Specializations for GPU Usage

It is known that main line Dask and Distributed packages can be used to leverage GPU computing, utilizing libraries such as cuDF, CuPy and Numba. So why use Dask-CUDA instead? This section aims to answer this question.

Automatic Instantiation of One-Worker-Per-GPU

Using the dask-cuda-worker or LocalCUDACluster will automatically launch one worker for each GPU available on the node from where it was executed, avoiding the need for users to select GPUs in their application and thus reducing code complexity.

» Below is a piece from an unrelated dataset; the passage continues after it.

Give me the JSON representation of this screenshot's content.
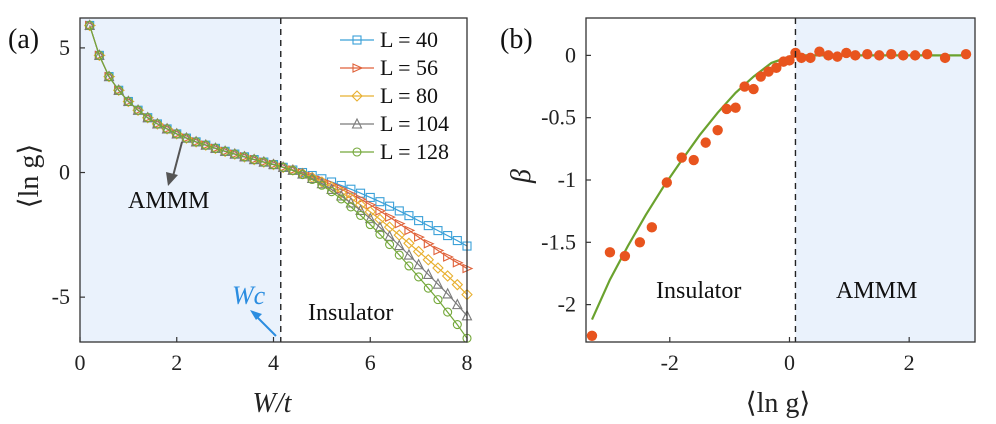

Controlling Number of Workers

Users can control the number of workers by explicitly defining the environment variable CUDA_VISIBLE_DEVICES when using the dask-cuda-worker CLI. When using LocalCUDACluster the environment variable CUDA_VISIBLE_DEVICES or keyword argument with same name can be used. If both keyword and environment variables are set, the environment variable will be ignored in favor of the argument. For example, the following will launch 3 workers on devices, 1, 2, and 3:

LocalCUDACluster(CUDA_VISIBLE_DEVICES='0,1,2')
or
CUDA_VISIBLE_DEVICES=0,1,2 dask-cuda-worker

Users can also use UUID of the device as an inputs to CUDA_VISIBLE_DEVICES. UUIDs should begin with the prefix ‘GPU-‘ or ‘MIG-GPU’ : GPU-9baca7f5-0f2f-01ac-6b05-8da14d6e9005, for example.

Spilling From Device

For applications that do not fit in GPU memory, Dask-CUDA supports spilling from device memory to host memory when the GPU can’t fit more data. The spilling mechanism is automatically triggered once the user-defined limit is reached, such limit can be set via the --device-memory-limit and device_memory_limit arguments for dask-cuda-worker and LocalCUDACluster, respectively.

Previously, spilling was disabled by default, but since Dask-CUDA 0.17 the default has been changed to 0.8 – spilling will begin when Dask-CUDA device memory utilization reaches 80% of the device’s total memory. Behavior can configured with --device-memory-limit flag. Users can disable spilling by setting --device-memory-limit=0 or device_memory_limit=0.

CPU Affinity

To improve performance, setting CPU affinity for each GPU is automatically done, preventing memory transfers from taking sub-optimal paths.

Automatic Selection of InfiniBand Device

When InfiniBand is activated, Dask-CUDA is also capable of selecting the topologically closest InfiniBand device to each GPU, thus ensuring optimal path and improving performance even further by using GPU Remote Direct Memory Access (RDMA) when available. See the UCX page for more details.